Flats, I know I will continue to use and purchase in the future, but this whole no washer and dryer deal is just for the birds. I do appreciate what those without would have to go through. If I did not have access, I would wash them by hand though, because I am so commited to cloth. In a financial situation, I still find it hard to imagine why some would think that diapers are an absolute expense (the disposables, I mean). I think all daycares should at least advertise cloth and propose it as a viable option. It should be required that daycares accept cloth diapers! I worked at a daycare for about a month, and while I was there, I often had to remind parents daily that their child was OUT of diapers and had none left. It wasn't because they just kept forgetting to bring them all the time, I KNOW that (for some, anyway) it was a financial situation. They could not afford to buy more diapers. I always mentioned cloth and I really wish that I had the time to do into the whole spill with the parents instead of just quick quips when they were retrieving their child. I was always running after other children and didn't really have the time, nor did they really want to hear it (because of preconceived--you all know this already!). Some days I just wanted to show my child's butt to all the parents. "SEE! It's CUTE, even! NOT what you think!" Wow. I digress.

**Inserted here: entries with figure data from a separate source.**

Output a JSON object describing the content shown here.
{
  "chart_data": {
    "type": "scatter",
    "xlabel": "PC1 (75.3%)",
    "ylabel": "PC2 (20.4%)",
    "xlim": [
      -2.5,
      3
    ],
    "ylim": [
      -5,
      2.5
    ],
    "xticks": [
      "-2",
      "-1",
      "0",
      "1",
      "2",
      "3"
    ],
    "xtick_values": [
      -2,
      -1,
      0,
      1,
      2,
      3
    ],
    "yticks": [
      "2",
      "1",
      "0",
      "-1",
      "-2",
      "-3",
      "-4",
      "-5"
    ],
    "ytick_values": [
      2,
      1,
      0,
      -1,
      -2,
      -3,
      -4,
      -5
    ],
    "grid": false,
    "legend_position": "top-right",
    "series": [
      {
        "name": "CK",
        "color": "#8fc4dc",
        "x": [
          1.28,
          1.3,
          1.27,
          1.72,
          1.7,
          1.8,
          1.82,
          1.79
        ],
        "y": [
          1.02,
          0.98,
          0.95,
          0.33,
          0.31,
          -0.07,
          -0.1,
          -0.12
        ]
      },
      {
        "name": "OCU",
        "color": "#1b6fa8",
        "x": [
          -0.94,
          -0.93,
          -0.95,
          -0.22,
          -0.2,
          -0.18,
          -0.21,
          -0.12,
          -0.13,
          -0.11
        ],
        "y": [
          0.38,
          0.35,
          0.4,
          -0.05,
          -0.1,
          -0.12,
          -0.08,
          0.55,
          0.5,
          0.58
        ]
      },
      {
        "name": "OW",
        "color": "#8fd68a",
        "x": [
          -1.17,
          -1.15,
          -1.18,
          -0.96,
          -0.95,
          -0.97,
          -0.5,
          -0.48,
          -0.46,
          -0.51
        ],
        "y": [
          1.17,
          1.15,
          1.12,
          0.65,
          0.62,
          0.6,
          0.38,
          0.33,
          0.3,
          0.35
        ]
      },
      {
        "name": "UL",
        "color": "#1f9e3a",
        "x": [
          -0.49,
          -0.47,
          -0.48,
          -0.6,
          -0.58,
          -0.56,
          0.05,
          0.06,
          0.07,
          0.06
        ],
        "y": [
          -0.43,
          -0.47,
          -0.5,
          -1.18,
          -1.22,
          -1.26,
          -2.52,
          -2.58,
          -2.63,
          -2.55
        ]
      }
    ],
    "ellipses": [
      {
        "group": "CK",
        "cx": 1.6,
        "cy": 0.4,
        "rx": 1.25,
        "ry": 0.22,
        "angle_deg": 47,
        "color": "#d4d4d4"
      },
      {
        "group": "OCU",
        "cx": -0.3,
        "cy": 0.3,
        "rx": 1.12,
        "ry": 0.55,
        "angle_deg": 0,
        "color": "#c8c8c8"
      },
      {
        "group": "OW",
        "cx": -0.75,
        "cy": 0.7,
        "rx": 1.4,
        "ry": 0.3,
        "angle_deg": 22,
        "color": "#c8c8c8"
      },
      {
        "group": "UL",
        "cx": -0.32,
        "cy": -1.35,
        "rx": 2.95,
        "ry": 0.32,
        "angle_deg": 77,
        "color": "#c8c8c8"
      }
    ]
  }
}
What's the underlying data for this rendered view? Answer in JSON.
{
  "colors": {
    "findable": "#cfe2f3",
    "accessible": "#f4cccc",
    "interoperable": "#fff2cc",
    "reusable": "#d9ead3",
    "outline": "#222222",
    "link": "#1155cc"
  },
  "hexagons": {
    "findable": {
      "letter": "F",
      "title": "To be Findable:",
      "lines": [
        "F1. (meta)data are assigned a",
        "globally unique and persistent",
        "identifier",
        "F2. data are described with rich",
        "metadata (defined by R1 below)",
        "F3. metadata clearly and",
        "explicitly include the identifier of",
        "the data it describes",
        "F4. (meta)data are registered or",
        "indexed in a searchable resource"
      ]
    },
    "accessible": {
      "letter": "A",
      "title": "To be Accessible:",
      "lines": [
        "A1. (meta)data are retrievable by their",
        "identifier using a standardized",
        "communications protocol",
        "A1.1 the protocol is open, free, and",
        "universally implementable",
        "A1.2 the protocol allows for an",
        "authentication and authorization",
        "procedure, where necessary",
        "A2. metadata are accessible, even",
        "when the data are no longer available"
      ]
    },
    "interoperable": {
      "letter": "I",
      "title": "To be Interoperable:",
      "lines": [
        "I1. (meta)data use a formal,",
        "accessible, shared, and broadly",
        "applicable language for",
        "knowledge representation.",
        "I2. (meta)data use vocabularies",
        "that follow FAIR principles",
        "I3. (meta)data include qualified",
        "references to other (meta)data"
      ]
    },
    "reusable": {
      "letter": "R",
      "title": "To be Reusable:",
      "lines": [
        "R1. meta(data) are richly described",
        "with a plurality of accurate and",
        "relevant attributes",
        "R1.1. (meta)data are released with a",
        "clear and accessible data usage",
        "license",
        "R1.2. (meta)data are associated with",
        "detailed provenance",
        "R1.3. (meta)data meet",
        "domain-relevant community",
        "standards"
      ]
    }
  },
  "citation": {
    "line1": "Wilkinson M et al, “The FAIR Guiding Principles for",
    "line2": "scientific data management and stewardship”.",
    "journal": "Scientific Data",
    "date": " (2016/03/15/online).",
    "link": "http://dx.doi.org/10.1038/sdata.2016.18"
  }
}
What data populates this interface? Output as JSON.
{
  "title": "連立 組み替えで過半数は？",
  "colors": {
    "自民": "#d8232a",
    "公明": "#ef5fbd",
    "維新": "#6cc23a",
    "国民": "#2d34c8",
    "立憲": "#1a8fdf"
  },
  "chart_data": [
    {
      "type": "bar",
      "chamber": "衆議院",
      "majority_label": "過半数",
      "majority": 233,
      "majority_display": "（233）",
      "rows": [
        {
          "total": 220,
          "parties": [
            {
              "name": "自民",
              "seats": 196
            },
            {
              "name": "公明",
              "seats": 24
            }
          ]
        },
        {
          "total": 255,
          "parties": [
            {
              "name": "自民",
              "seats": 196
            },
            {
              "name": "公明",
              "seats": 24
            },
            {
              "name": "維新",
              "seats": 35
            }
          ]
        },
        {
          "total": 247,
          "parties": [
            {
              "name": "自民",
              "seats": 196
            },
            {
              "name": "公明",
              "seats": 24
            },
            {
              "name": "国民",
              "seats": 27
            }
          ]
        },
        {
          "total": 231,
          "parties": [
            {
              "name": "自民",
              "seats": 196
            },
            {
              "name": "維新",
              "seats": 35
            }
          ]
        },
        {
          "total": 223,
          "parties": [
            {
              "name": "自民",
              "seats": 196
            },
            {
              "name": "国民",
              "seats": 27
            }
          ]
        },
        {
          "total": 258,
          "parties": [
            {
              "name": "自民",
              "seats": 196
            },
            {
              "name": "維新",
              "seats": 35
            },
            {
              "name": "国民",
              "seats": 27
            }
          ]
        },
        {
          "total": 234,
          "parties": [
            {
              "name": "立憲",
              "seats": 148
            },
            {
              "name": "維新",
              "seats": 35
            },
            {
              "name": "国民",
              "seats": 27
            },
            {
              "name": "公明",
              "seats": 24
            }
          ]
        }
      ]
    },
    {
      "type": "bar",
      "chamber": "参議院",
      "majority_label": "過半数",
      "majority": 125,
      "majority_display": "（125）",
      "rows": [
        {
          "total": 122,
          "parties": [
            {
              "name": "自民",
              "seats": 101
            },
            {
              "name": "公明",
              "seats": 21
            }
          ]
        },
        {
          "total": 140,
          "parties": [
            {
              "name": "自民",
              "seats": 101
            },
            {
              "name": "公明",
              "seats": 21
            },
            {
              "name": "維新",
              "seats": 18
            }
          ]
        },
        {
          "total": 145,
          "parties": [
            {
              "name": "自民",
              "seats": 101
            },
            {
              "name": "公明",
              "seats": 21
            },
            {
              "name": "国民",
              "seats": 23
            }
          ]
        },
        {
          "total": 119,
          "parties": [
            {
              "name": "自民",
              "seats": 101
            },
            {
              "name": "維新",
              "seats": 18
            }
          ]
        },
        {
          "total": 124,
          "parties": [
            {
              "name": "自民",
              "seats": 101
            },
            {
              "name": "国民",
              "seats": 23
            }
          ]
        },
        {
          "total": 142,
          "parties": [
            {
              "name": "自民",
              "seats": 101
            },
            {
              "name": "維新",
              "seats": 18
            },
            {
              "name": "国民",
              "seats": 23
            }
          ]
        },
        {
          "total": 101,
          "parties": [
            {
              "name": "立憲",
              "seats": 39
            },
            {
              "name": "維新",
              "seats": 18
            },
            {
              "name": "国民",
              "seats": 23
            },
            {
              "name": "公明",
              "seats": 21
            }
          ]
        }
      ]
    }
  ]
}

We're still succeeding. Night time is still dry and day is still chugging along just fine. Tonight, though, I hand washed in the bath tub with a MUCH faster wash rate than last night in the kitchen sink. It also helped that I only had two poopy diapers instead of 4. But so it goes.

I really love all y'all! It makes my heart swell with joy to be a part of something so great right now. God bless each and every one of you!


kelly the nut said...

When I was handwashing my DD's diapers (not for a challenge - we were actually in the situation that the challenge is imitating!) whipping the diapers and flapping them in the air helped, but the thing that helped most was a cup of white vinegar in the rinse. I did a semi-scientific trial, washing a few without the vinegar and a few with, dried them in our bathroom (I stuck a space heater in there and turned on the exhaust fan) and the vinegar diapers came out noticeably softer. It was a daily ordeal. The worst part was that we couldn't afford to order covers - I was stuck with those lousy Gerber pull-on pants. I wish I had known how to sew my own covers back then!

Kerry said...

Thanks, Kelly! I'll definitely try that out tonight when I wash.

I am SO very thankful for my covers! I am trying to learn to sew myself and can't wait til I can make my own!